For the first time on record, the average monthly payment on an outstanding home loan has crossed $2,000. According to Realtor.com's latest data based on FHFA figures, that number hit $2,005 in the fourth quarter of 2025—up from $1,390 just four years earlier in 2021. That's a roughly 44% increase in a single presidential term.

The short answer is that the pandemic-era refinancing wave is aging out. During 2020 and 2021, millions of homeowners locked in mortgage rates at historic lows (many below 3%). Those loans are now the backbone of the outstanding mortgage market, with the largest share of outstanding mortgages currently between five and seven years old at 38%.


But new loans that were taken out at much higher rates over the past few years are gradually joining that pool and pulling the average up. As of Q4 2025, 21.9% of mortgages carry rates of 6% or higher, up from near zero just a few years ago. The result is a rising average payment, even though the majority of existing homeowners are still sitting on relatively favorable rates by historical standards.

So Most Homeowners Are Still in Good Shape?

Yes, and this is the part of the story that often gets lost in the headlines. About 78% of outstanding mortgages are still below 6%, and 50.6% are at or below 4%. That is a genuinely unusual distribution for a market where current rates hover around 6% to 6.5%.


This is the root of what housing economists call the "rate lock-in effect," sometimes referred to as golden handcuffs. As U.S. Bank explains it, many current homeowners are simply unwilling to trade their low-rate mortgage for a new one at today's rates. For every percentage point that current mortgage rates exceed a homeowner's existing rate, research by the FHFA has found that the probability of that home being sold decreases by 18.1%.


The practical result: fewer homes on the market, which has kept prices elevated even as buyer demand has softened.

Is the Lock-In Effect Starting to Fade?

Slowly, yes. Reventure News reports that by early 2026, the share of mortgages carrying rates above 6% has now surpassed the share below 3%. As more homeowners carry mortgages at today's higher rates, the financial penalty for selling and buying again becomes less severe.


Fortune describes this moment
as the housing market potentially entering a "spring thaw" after three years of being largely frozen. Active listings have been climbing, and national inventory is now within 9% of pre-pandemic levels, though regional variation is enormous.
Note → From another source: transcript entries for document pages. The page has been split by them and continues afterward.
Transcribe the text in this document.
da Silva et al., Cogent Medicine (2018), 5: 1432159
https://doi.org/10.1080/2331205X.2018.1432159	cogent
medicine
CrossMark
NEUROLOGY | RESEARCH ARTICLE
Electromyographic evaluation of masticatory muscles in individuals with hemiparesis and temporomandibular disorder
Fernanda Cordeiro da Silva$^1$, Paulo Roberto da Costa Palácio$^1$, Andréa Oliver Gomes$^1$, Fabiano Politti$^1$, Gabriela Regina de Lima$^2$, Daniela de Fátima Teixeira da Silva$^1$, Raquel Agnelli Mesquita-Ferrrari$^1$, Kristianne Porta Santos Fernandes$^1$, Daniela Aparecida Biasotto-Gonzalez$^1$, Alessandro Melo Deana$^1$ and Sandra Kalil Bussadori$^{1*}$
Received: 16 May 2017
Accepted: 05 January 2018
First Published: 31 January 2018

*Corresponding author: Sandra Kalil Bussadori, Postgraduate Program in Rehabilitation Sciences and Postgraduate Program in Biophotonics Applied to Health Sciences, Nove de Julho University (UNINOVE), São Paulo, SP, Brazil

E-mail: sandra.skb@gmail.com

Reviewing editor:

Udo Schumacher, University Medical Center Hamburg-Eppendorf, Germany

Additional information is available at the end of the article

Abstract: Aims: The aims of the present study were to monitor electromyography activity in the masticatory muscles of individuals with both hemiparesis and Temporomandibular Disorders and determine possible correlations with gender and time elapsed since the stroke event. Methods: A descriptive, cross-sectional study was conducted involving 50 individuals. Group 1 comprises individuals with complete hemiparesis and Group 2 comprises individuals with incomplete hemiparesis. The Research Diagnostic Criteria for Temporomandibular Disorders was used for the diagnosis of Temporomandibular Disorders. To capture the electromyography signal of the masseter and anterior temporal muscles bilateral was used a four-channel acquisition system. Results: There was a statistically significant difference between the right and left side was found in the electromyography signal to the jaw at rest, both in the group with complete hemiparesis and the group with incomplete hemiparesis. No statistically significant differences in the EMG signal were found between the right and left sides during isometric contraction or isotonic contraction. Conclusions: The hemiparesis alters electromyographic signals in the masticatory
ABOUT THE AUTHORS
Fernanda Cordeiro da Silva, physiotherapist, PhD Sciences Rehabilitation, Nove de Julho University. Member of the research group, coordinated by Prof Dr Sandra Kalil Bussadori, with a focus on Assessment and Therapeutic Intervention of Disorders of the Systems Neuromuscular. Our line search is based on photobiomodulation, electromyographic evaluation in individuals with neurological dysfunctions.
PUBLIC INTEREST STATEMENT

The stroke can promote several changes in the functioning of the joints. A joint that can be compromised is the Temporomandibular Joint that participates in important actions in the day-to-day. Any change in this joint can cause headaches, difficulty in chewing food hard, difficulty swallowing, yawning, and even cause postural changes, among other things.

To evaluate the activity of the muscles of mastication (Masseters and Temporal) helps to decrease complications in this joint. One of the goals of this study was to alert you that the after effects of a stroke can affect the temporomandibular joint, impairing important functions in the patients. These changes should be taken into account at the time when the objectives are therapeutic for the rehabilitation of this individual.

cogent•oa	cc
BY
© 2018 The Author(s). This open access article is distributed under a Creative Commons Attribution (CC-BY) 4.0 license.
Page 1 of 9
The lock-in effect isn't gone, but its grip is loosening.

What Does This Mean for People Who Want to Buy Right Now?

It means buying remains genuinely expensive, particularly for first-time buyers who don't have existing equity to lean on. Affording a home today requires more income than it did just a few years ago, and that reality isn't going away soon. Mortgage rates are expected to stay above 6% for most of 2026, offering only modest relief compared to the 7%+ peaks of 2023.


That said, the market is shifting in ways that benefit buyers. Redfin estimates there are now roughly 50% more sellers than buyers nationally, which means more inventory, more choices, and more room to negotiate than buyers have had in years. Homes are sitting on the market longer. Price cuts and seller concessions are more common. In the new construction market especially, builders are actively offering rate buy-downs and incentives to move inventory.


In New York City, the dynamics are different. Inventory remains structurally constrained, demand is persistent, and the market continues to lean seller-favorable in most neighborhoods — particularly Manhattan. But even here, more balanced conditions are emerging in parts of Brooklyn and in new development in Queens, giving patient, prepared buyers more room to work with than they had even a year ago.

Disclaimer: This content is meant for informational purposes only and is not intended to be construed as financial, tax, legal, or insurance advice.